The usefulness of this is simple: When we realize that qualities are experienced on a scale:
   – we can want to modulate it, wanting more, or less, or realizing that it’s just right—we would be uncomfortable if it were more or less!
   – we can tone ourselves down, quiet ourselves, center ourselves, recognizing that surges of emotion don’t define who we are, but are just surges of motion coming from e—outside, or hormones like adrenaline—old reaction patterns, addictions, etc.
   – We can consider that there are a fair number of folks who naturally are more sensitive at whatever, or perhaps less so—they just don’t see it, feel it, as much. Sometimes we can intensify our skill, if we want to, by some percentage, but probably not a lot. Talent seems innate.
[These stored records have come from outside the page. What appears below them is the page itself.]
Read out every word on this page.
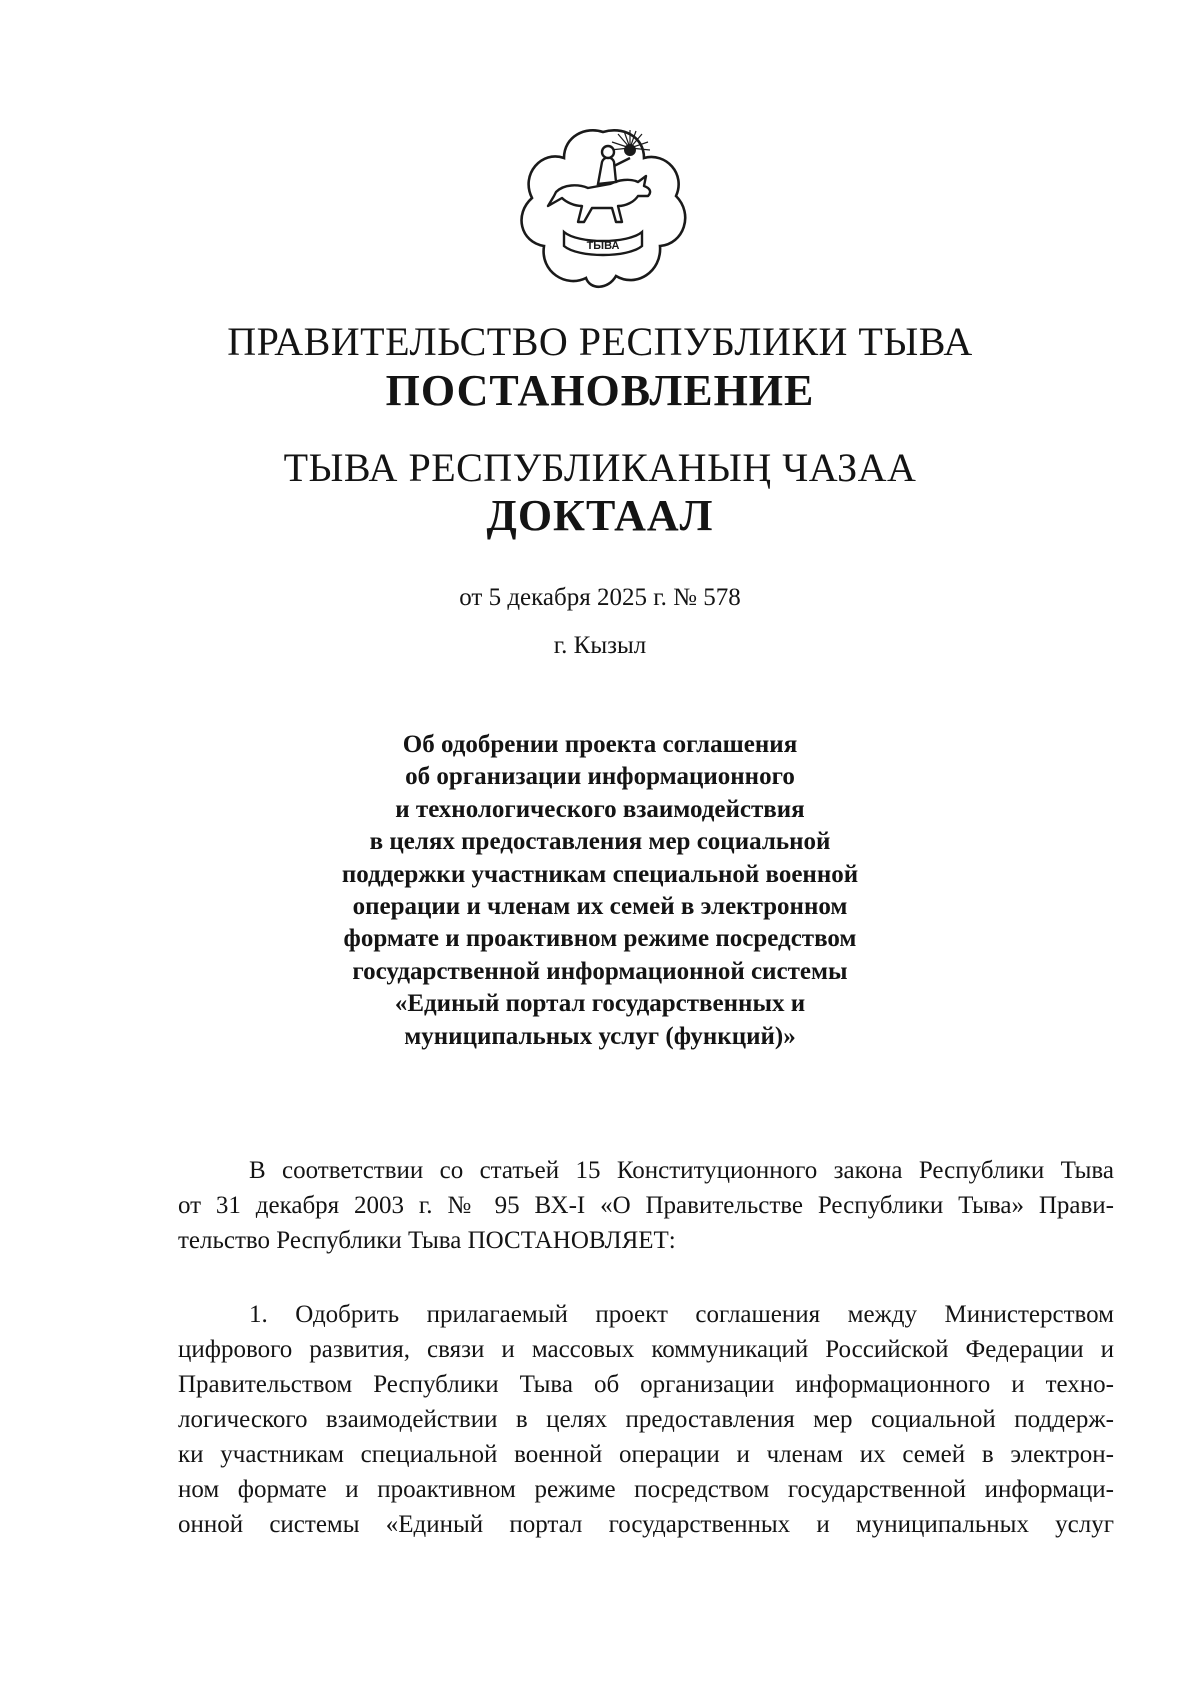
ТЫВА
ПРАВИТЕЛЬСТВО РЕСПУБЛИКИ ТЫВА
ПОСТАНОВЛЕНИЕ
ТЫВА РЕСПУБЛИКАНЫҢ ЧАЗАА
ДОКТААЛ
от 5 декабря 2025 г. № 578
г. Кызыл
Об одобрении проекта соглашения
об организации информационного
и технологического взаимодействия
в целях предоставления мер социальной
поддержки участникам специальной военной
операции и членам их семей в электронном
формате и проактивном режиме посредством
государственной информационной системы
«Единый портал государственных и
муниципальных услуг (функций)»
В соответствии со статьей 15 Конституционного закона Республики Тыва
от 31 декабря 2003 г. № 95 ВХ-I «О Правительстве Республики Тыва» Прави-
тельство Республики Тыва ПОСТАНОВЛЯЕТ:
1. Одобрить прилагаемый проект соглашения между Министерством
цифрового развития, связи и массовых коммуникаций Российской Федерации и
Правительством Республики Тыва об организации информационного и техно-
логического взаимодействии в целях предоставления мер социальной поддерж-
ки участникам специальной военной операции и членам их семей в электрон-
ном формате и проактивном режиме посредством государственной информаци-
онной системы «Единый портал государственных и муниципальных услуг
The ironic thing is that certain skills that are held by people in power or status tend to be thought of as qualities that can be gained if only one was righteous enough or made enough effort. It used to be that folks believed there really were some people innately superior to others—aristocrats, for example, or races. But even within groups generally scorned by the majority, there are status gradients of skin color, hair quality, etc. But these innate qualities are not so common anymore. The point is that we “privilege” certain skills, temperaments, and talents and minimize our respect for certain other innate dispositions.

What if the kids we now call “hyperactive” were respected as the great hunters twenty thousand years ago? I imagine someone saying, “Ah yes, Zark: He could see a deer in the forest and stalk it when we wouldn’t have seen it. Great hunter.”

So I’ll start posting occasional observations about the ranges of ability. It’s not easy. We have a tendency to assume others are like us, or can’t understand how they’re different. Spectro-psychography may help.